The disposal of menstrual waste as unsegregated trash in bins or in the open is another aspect of concern, because waste pickers, who often have to handle them with their bare hands, become vulnerable to infectious diseases.
"As this form of waste contains bodily fluids, it should be handled as carefully as any biomedical waste. It is likely to contain life-threatening pathogens, which can compromise the lives and health of waste pickers. Also, it is particularly degrading and against the legal right to dignity of labour," Bhagat says.
She points out that electric incinerators are lately being installed in public places for burning menstrual hygiene waste.
"None in India, reach the requisite temperature of 800 degrees Celsius, recommended by World Health Organization, to allow for safe incineration of health-related waste."
As for the women’s health, synthetic chemicals in the plastic and artificial fragrances used in pads are likely to permeate the sensitive skin following prolonged periods of contact.
Chlorine bleaching process that is used to artificially whiten these products also produces dioxin, which can cause various forms of cancer, immune system suppression, endometriosis and pelvic inflammatory disease.
"A third of women with symptoms of vaginal itching and rashes, soreness and/or discharge have been reported to have been experiencing the symptoms of Vulval Dermatitis or Intimate Irritation," says Bhagat.
To minismise the formation of menstrual waste and reducing health risks in the process, the #periodofchange proposes sustainable alternatives of cloth pads and menstrual cups.
Reusable menstrual cups are insertable cups made of natural latex or silicone.
"These can be removed every few hours and worn again," says Bhagat adding, "Since they do not contain any chemicals, bleaches or fibers, the probablity of sensitivity or allergic reactions is minimal."
Cloth pads, however, is not a new phenomenon. Having been used for periods since ages, these are now available commercially as well, manufactured by brands like Eco Femme, Uger and Shecups.
"They are perfectly safe when washed carefully, dried in the sun and stored in a clean place," she says.
With a menstrual cup costing between Rs 700- Rs 1,200, lasting for as long as ten years, and a cloth pad worth Rs 300, surviving almost two years, both are fairly feasible alternatives to the currently available sanitary napkins which on an average, cost a woman nearly Rs 1,300 per year.
However, merely the availability of easily accessible alternatives does not offer a solution to the problem of menstrual waste.
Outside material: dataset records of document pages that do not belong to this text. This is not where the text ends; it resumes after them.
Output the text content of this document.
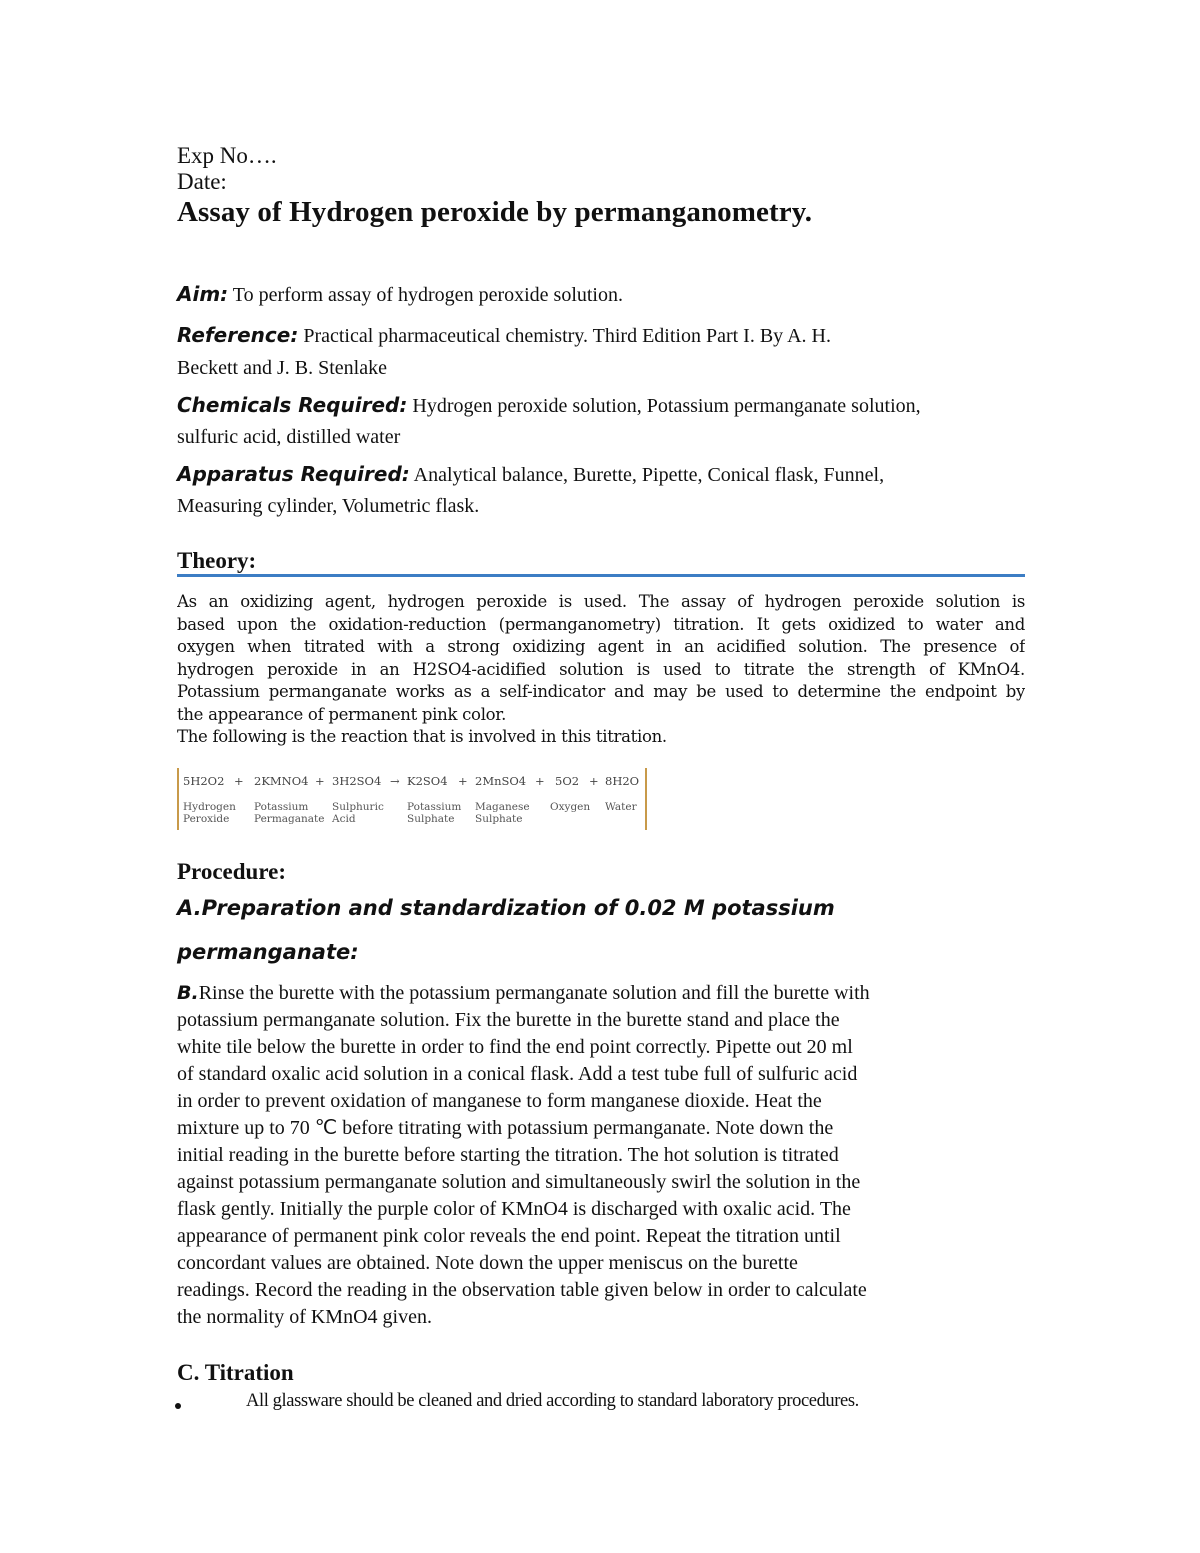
Exp No….
Date:
Assay of Hydrogen peroxide by permanganometry.
Aim: To perform assay of hydrogen peroxide solution.
Reference: Practical pharmaceutical chemistry. Third Edition Part I. By A. H.
Beckett and J. B. Stenlake
Chemicals Required: Hydrogen peroxide solution, Potassium permanganate solution,
sulfuric acid, distilled water
Apparatus Required: Analytical balance, Burette, Pipette, Conical flask, Funnel,
Measuring cylinder, Volumetric flask.
Theory:
As an oxidizing agent, hydrogen peroxide is used. The assay of hydrogen peroxide solution is
based upon the oxidation-reduction (permanganometry) titration. It gets oxidized to water and
oxygen when titrated with a strong oxidizing agent in an acidified solution. The presence of
hydrogen peroxide in an H2SO4-acidified solution is used to titrate the strength of KMnO4.
Potassium permanganate works as a self-indicator and may be used to determine the endpoint by
the appearance of permanent pink color.
The following is the reaction that is involved in this titration.
5H2O2 + 2KMNO4 + 3H2SO4 → K2SO4 + 2MnSO4 + 5O2 + 8H2O
Hydrogen
Peroxide
Potassium
Permaganate
Sulphuric
Acid
Potassium
Sulphate
Maganese
Sulphate
Oxygen Water
Procedure:
A.Preparation and standardization of 0.02 M potassium
permanganate:
B.Rinse the burette with the potassium permanganate solution and fill the burette with
potassium permanganate solution. Fix the burette in the burette stand and place the
white tile below the burette in order to find the end point correctly. Pipette out 20 ml
of standard oxalic acid solution in a conical flask. Add a test tube full of sulfuric acid
in order to prevent oxidation of manganese to form manganese dioxide. Heat the
mixture up to 70 ℃ before titrating with potassium permanganate. Note down the
initial reading in the burette before starting the titration. The hot solution is titrated
against potassium permanganate solution and simultaneously swirl the solution in the
flask gently. Initially the purple color of KMnO4 is discharged with oxalic acid. The
appearance of permanent pink color reveals the end point. Repeat the titration until
concordant values are obtained. Note down the upper meniscus on the burette
readings. Record the reading in the observation table given below in order to calculate
the normality of KMnO4 given.
C. Titration
All glassware should be cleaned and dried according to standard laboratory procedures.
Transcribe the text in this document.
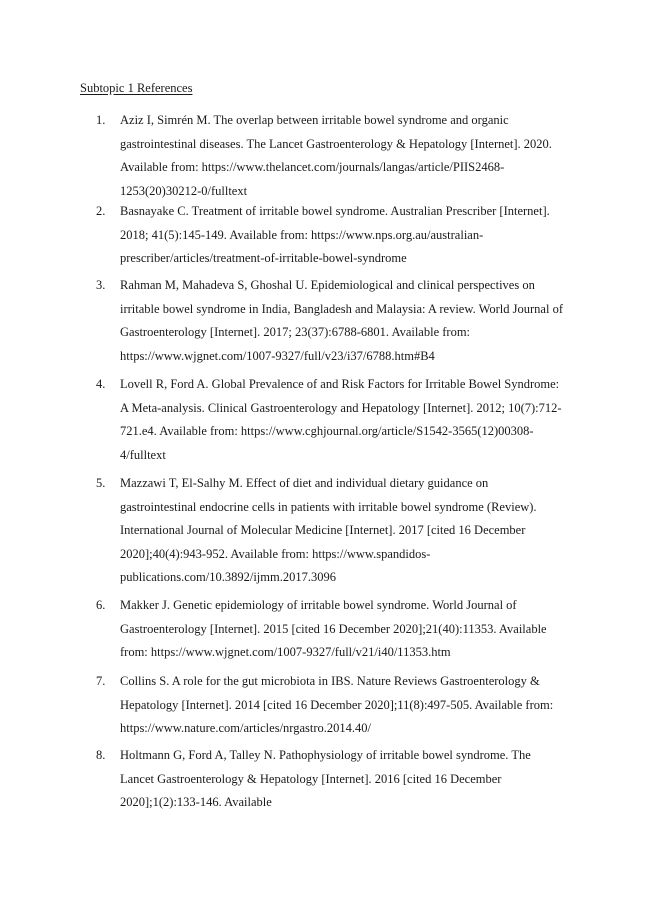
Subtopic 1 References
1.	Aziz I, Simrén M. The overlap between irritable bowel syndrome and organic gastrointestinal diseases. The Lancet Gastroenterology & Hepatology [Internet]. 2020. Available from: https://www.thelancet.com/journals/langas/article/PIIS2468-1253(20)30212-0/fulltext
2.	Basnayake C. Treatment of irritable bowel syndrome. Australian Prescriber [Internet]. 2018; 41(5):145-149. Available from: https://www.nps.org.au/australian-prescriber/articles/treatment-of-irritable-bowel-syndrome
3.	Rahman M, Mahadeva S, Ghoshal U. Epidemiological and clinical perspectives on irritable bowel syndrome in India, Bangladesh and Malaysia: A review. World Journal of Gastroenterology [Internet]. 2017; 23(37):6788-6801. Available from: https://www.wjgnet.com/1007-9327/full/v23/i37/6788.htm#B4
4.	Lovell R, Ford A. Global Prevalence of and Risk Factors for Irritable Bowel Syndrome: A Meta-analysis. Clinical Gastroenterology and Hepatology [Internet]. 2012; 10(7):712-721.e4. Available from: https://www.cghjournal.org/article/S1542-3565(12)00308-4/fulltext
5.	Mazzawi T, El-Salhy M. Effect of diet and individual dietary guidance on gastrointestinal endocrine cells in patients with irritable bowel syndrome (Review). International Journal of Molecular Medicine [Internet]. 2017 [cited 16 December 2020];40(4):943-952. Available from: https://www.spandidos-publications.com/10.3892/ijmm.2017.3096
6.	Makker J. Genetic epidemiology of irritable bowel syndrome. World Journal of Gastroenterology [Internet]. 2015 [cited 16 December 2020];21(40):11353. Available from: https://www.wjgnet.com/1007-9327/full/v21/i40/11353.htm
7.	Collins S. A role for the gut microbiota in IBS. Nature Reviews Gastroenterology & Hepatology [Internet]. 2014 [cited 16 December 2020];11(8):497-505. Available from: https://www.nature.com/articles/nrgastro.2014.40/
8.	Holtmann G, Ford A, Talley N. Pathophysiology of irritable bowel syndrome. The Lancet Gastroenterology & Hepatology [Internet]. 2016 [cited 16 December 2020];1(2):133-146. Available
Overcoming stigmas that continue to exist around both menstrual cups and cloth pads, is the need of the hour, to make the much-needed shift to these organic forms possible.
"The desire for a woman’s body to remain untouched, restrains her from using insertable products like menstrual cups," says Bhagat.
"That the sanitary napkins are actually degrading the female reproductive systems, is often overlooked" she says.
Bhagat also asserted that it was imperative for women to get rid of the discomfort associated with menstrual blood.
The campaign introduced a new theme each week around which online seminars (webinars) were held, followed by discussions on twitter.
"We took audience questions throughout the five weeks which were addressed in the webinars. We also circulated articles and factsheets on our website and other social media platforms as resources for engagement," says Bhagat.